Monday, February 8, 2010

Basic Text Mining for Fundraisers

Kevin MacDonell has another great post up on his blog, and this time it's about his experiment with applying text mining to nonprofit fundraising.  What he did was basically this: dig into the free text fields (those ubiquitous "Comments/Notes?" blocks that are used as catch-alls for data that doesn't fit anywhere else, and for observations that were significant enough to note), and see what reoccurring phrases jumped out at him.

He outlines the process he came up with, which from the looks of it, seems to be the things that SPSS automates quite well. That makes me wonder, is the real value of text mining software really in the included libraries?  Or is there honestly some wondrous proprietary algorithm lurking in there?  My experience with it so far has led me to suspect that you can get the basic software from anyone (provided that it's fairly user friendly), and from there its value depends mainly on how you train it.  It's rather like hiring an adorable infant...it's cute, but not really productive until you teach it what it needs to know, and the entire process can be time consuming, frustrating, and expensive.  It's easy for a project like this to take on a life of its own and before you know it, terms like "boondoggle" get whispered.

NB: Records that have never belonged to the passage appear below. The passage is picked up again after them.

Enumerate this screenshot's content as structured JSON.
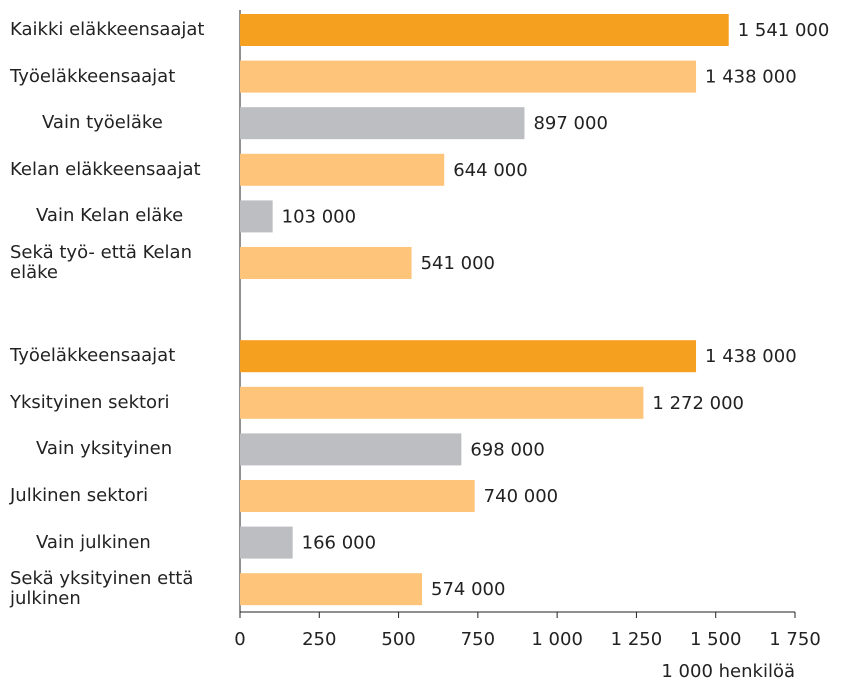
{
  "chart_data": {
    "type": "bar",
    "orientation": "horizontal",
    "categories": [
      "Kaikki eläkkeensaajat",
      "Työeläkkeensaajat",
      "Vain työeläke",
      "Kelan eläkkeensaajat",
      "Vain Kelan eläke",
      "Sekä työ- että Kelan eläke",
      null,
      "Työeläkkeensaajat",
      "Yksityinen sektori",
      "Vain yksityinen",
      "Julkinen sektori",
      "Vain julkinen",
      "Sekä yksityinen että julkinen"
    ],
    "values": [
      1541,
      1438,
      897,
      644,
      103,
      541,
      null,
      1438,
      1272,
      698,
      740,
      166,
      574
    ],
    "value_labels": [
      "1 541 000",
      "1 438 000",
      "897 000",
      "644 000",
      "103 000",
      "541 000",
      null,
      "1 438 000",
      "1 272 000",
      "698 000",
      "740 000",
      "166 000",
      "574 000"
    ],
    "colors": [
      "#f5a01f",
      "#fdc47a",
      "#bdbec1",
      "#fdc47a",
      "#bdbec1",
      "#fdc47a",
      null,
      "#f5a01f",
      "#fdc47a",
      "#bdbec1",
      "#fdc47a",
      "#bdbec1",
      "#fdc47a"
    ],
    "xlim": [
      0,
      1750
    ],
    "xticks": [
      0,
      250,
      500,
      750,
      {
        "value": 1000,
        "label": "1 000"
      },
      {
        "value": 1250,
        "label": "1 250"
      },
      {
        "value": 1500,
        "label": "1 500"
      },
      {
        "value": 1750,
        "label": "1 750"
      }
    ],
    "x_label": "1 000 henkilöä"
  }
}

So, back to Kevin.  His experiment was basic, but that's one of the best things about it.  He didn't sink an ungodly amount of time and resources in it.  It was just a good old fashioned "Hmmm...I wonder would happen if..." and off he went.  I fear that too many people will read about text mining somewhere and want to jump into the deep end, but come out overwhelmed and discouraged.  Maybe in the future when things have caught up, that'd be fine, but the entire field is one big beta version right now.

My recommendation would be to keep collecting that unstructured data, absolutely.  But don't worry just yet about when you'll get around to doing something with it. 

Friday, February 5, 2010

Sentiment Analysis at the Huffington Post

I stumbled onto Stephen Baker's blog, The Numerati, and found a fascinating article on the anaylsis methods of The Huffington Post.  Of particular interest to me was how they're putting sentiment analysis into action, by analyzing the comments made on their site, and using that data to adjust the featured stories.  Wouldn't you just love to take a field trip into their offices and see how it's all being put together?